Polyphnenols are molecules that slow cell damage. The polyphenol sparking scientific interest in chocolate is resveratrol. Resveratrol reduces inflammation, keeps bad cholesterol from congealing, and also increases the growth of blood vessels. Basically, it fights all of the molecular breakdowns that happen as we age — and that’s what the researchers wanted to test.

The researchers gave some group members a dark chocolate mix to drink for 30 days with 500 mg, 250 mg, or 0 mg of cocoa polyphenols. They hoped to learn about the effects of polyphenols on both mood and cognitive functions, but only saw results in mood. The group members who had 500 mg of polyphenols a day reported an increase in calmness and contentedness throughout the study period.

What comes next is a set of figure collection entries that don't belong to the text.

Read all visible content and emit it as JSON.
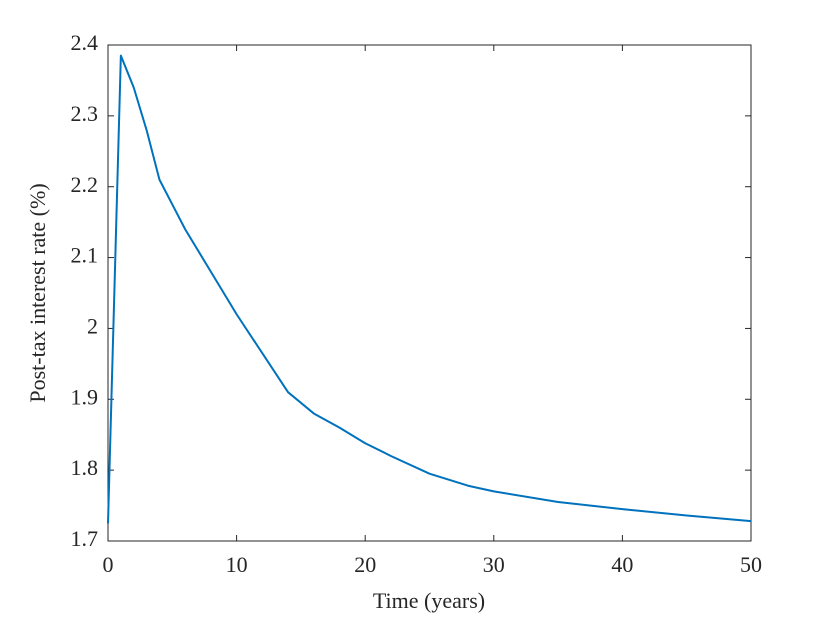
{
  "chart_data": {
    "type": "line",
    "x_label": "Time (years)",
    "y_label": "Post-tax interest rate (%)",
    "x": [
      0,
      1,
      2,
      3,
      4,
      5,
      6,
      8,
      10,
      12,
      14,
      16,
      18,
      20,
      22,
      25,
      28,
      30,
      35,
      40,
      45,
      50
    ],
    "series": [
      {
        "name": "Post-tax interest rate",
        "color": "#0072bd",
        "values": [
          1.725,
          2.385,
          2.34,
          2.28,
          2.21,
          2.175,
          2.14,
          2.08,
          2.02,
          1.965,
          1.91,
          1.88,
          1.86,
          1.838,
          1.82,
          1.795,
          1.778,
          1.77,
          1.755,
          1.745,
          1.736,
          1.728
        ]
      }
    ],
    "xlim": [
      0,
      50
    ],
    "xticks": [
      0,
      10,
      20,
      30,
      40,
      50
    ],
    "ylim": [
      1.7,
      2.4
    ],
    "yticks": [
      1.7,
      1.8,
      1.9,
      2,
      2.1,
      2.2,
      2.3,
      2.4
    ]
  }
}
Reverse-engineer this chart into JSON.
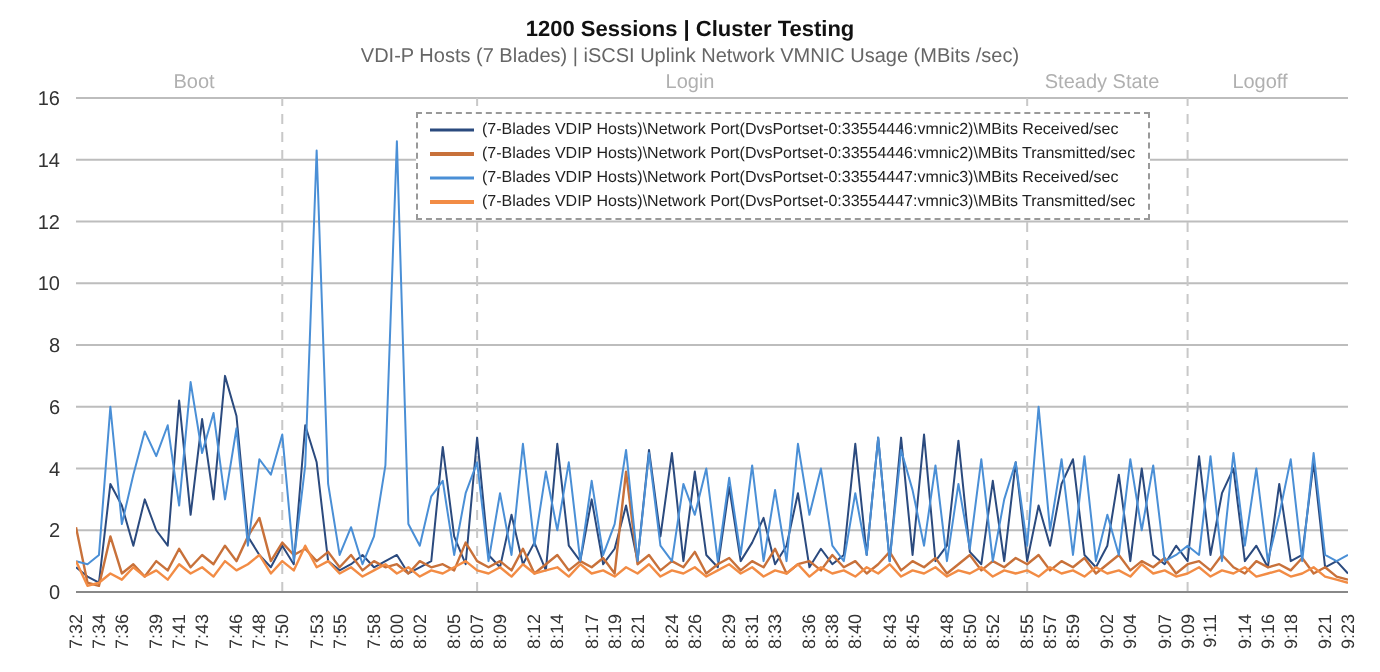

But before you run out and buy a mountain of dark chocolate, you should know about some of the limitations. First of all, the calm feelings only apply to dark chocolate. Milk and white chocolate have much lower concentrations of polyphenols, so they can’t mellow you out. Secondly, participants rated their own moods. Self-reported mood is a tricky barometer for a study because it’s subjective. The participants used 16 different scales to do that before and after the experiment. With all that quantifying it’s really difficult to verify that the dark chocolate was the sole factor improving their moods. But the fact that they did feel calmer is worth further research.

Credit: Gregory Bourolias/Unsplash

Chocolate isn’t the only food pumped up by polyphenol goodness. Foods like red wine, olive oil, and green and black teas also offer health benefits because of polyphenols. The health benefits of those polyphenols, both as an antioxidant and in slowing the progression Alzheimer’s disease, still needs a fair amount of scientific testing to be conclusive.

Granted, most research on polyphenols is a bit excitable and makes chocolate sound like magic. It isn’t. The amount of polyphenols needed to reap its benefits are far greater than we can shove into a chocolate bar. But the more scientists are able to learn about polyphenols’ effects on mood, the more they can use them to treat anxiety disorders. And since scientists figured out a better way to make chocolate that boosts the polyphenol content (and makes it tastier), it should be relatively easy to test. And yummy.

Maybe now the question should be: is there anything chocolate can’t do?